I was reminded of this when reading over a paper by Eran Elhaik, Dan Graur, and colleagues critiquing work on the human Y chromosome phylogeny by Mendez et al. The basic question being debated is: when did the most recent common ancestor (MRCA) of all Y chromosomes exist? Mendez et al. claimed that this Y chromosome was present around 300,000 years ago, and Elhaik et al. claim they arrived at this number incorrectly.

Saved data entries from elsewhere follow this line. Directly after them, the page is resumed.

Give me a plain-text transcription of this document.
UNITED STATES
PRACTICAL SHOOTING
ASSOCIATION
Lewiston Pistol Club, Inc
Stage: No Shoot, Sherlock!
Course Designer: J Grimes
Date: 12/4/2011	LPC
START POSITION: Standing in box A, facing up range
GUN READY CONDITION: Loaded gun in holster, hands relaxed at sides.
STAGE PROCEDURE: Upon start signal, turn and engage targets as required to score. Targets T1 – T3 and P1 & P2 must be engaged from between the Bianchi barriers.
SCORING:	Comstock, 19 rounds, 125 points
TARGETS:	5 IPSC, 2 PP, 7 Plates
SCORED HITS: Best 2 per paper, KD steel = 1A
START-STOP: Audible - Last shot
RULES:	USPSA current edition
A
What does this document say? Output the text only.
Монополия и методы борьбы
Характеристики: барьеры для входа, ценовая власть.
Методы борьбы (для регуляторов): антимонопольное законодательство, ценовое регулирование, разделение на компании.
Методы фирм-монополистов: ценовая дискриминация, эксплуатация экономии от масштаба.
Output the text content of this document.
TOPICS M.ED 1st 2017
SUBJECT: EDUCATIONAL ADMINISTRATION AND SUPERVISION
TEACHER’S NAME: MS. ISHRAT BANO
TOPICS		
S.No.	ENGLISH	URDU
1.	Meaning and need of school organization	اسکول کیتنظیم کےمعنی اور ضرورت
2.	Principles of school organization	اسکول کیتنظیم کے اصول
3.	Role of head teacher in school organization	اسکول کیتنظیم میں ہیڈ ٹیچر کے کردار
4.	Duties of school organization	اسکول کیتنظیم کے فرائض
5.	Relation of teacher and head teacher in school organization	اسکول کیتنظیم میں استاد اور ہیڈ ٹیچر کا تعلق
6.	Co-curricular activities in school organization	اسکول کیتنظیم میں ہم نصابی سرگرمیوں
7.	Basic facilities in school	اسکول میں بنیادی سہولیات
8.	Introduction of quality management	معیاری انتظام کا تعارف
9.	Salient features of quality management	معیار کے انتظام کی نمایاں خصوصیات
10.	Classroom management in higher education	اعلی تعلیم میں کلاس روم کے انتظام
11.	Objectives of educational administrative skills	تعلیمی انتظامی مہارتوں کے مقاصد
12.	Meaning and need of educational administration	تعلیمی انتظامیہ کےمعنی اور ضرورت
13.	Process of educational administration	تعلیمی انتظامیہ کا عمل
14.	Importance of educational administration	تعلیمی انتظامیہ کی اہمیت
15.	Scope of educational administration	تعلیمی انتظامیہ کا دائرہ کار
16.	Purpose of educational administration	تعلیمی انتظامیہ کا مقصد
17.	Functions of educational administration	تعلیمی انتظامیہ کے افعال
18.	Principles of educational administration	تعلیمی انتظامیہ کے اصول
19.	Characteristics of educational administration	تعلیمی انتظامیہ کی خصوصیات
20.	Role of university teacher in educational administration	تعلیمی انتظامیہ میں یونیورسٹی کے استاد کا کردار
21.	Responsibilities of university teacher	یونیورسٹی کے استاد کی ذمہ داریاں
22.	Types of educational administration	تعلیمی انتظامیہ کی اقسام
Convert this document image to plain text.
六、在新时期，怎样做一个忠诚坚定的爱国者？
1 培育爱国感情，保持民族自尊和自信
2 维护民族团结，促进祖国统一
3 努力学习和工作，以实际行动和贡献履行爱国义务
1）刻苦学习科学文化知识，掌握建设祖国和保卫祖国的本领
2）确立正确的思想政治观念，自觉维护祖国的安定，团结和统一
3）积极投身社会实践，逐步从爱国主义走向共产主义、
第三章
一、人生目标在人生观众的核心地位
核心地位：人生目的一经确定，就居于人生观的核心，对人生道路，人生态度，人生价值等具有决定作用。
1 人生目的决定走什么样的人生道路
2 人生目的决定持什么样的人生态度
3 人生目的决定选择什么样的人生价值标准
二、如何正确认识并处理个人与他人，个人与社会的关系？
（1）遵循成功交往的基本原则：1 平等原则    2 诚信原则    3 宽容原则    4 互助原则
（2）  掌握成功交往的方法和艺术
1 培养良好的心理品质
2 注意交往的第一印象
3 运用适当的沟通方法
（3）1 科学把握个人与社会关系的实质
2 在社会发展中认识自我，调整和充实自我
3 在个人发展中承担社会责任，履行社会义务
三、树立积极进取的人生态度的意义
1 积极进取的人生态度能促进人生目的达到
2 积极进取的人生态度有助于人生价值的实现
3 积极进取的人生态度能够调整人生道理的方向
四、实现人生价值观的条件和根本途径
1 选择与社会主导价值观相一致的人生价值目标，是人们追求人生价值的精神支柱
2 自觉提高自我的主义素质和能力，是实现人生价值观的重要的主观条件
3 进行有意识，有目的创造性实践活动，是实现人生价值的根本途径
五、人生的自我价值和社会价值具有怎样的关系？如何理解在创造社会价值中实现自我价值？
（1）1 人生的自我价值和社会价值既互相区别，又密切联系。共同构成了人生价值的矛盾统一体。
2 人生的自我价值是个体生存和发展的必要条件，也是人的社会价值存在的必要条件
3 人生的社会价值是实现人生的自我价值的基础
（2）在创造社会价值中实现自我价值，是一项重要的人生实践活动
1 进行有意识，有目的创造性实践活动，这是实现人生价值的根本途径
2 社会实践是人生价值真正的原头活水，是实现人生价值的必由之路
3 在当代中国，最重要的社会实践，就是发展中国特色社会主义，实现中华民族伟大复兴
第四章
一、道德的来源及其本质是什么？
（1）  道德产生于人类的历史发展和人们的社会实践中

The details of these papers are not relevant for this post. The key thing I want to point out is an underlying assumption, perhaps most clearly expressed by Elhaik et al., who write:

[Mendez et al.] estimated the time to the most recent common ancestor (TMRCA) for the Y tree to be 338,000 years ago (95% CI=237,000–581,000). Such an extraordinarily early estimate contradicts all previous estimates in the literature and is over a 100,000 years older than the earliest fossils of anatomically modern humans. This estimate raises two astonishing possibilities

The implicit assumption here (the reason Elhaik et al. find the numbers “extraordinarily early” and “astonishing”) is that the individual carrying the most recent common ancestor of all human Y chromosomes (AKA “Adam”) should be an anatomically modern human. Amusingly, Elhaik et al. argue that to claim otherwise is analogous to claiming you have a unicorn in your backyard. But there is simply no reason that “Adam” must be a human. At the top of this post I’ve put a figure showing a hypothetical Y-chromosome genealogy superimposed on a hypothetical human phylogeny. In this (of course hypothetical) example, “Adam” existed well before the diversification of modern humans; this type of scenario is perfectly compatible with basic population genetic theory. From the point of view of population genetics, there is absolutely no reason that the common ancestor of all human Y chromosomes must have existed in an individual that we would identify as “human”.

So why would anyone make this assumption? Note that Elhaik et al. made a YouTube video describing their results; this video leads with a bit of religious iconography. It seems plausible that by calling the most recent common ancestor of all Y chromosomes “Adam”, population geneticists have confused themselves into thinking that “he” must have been human.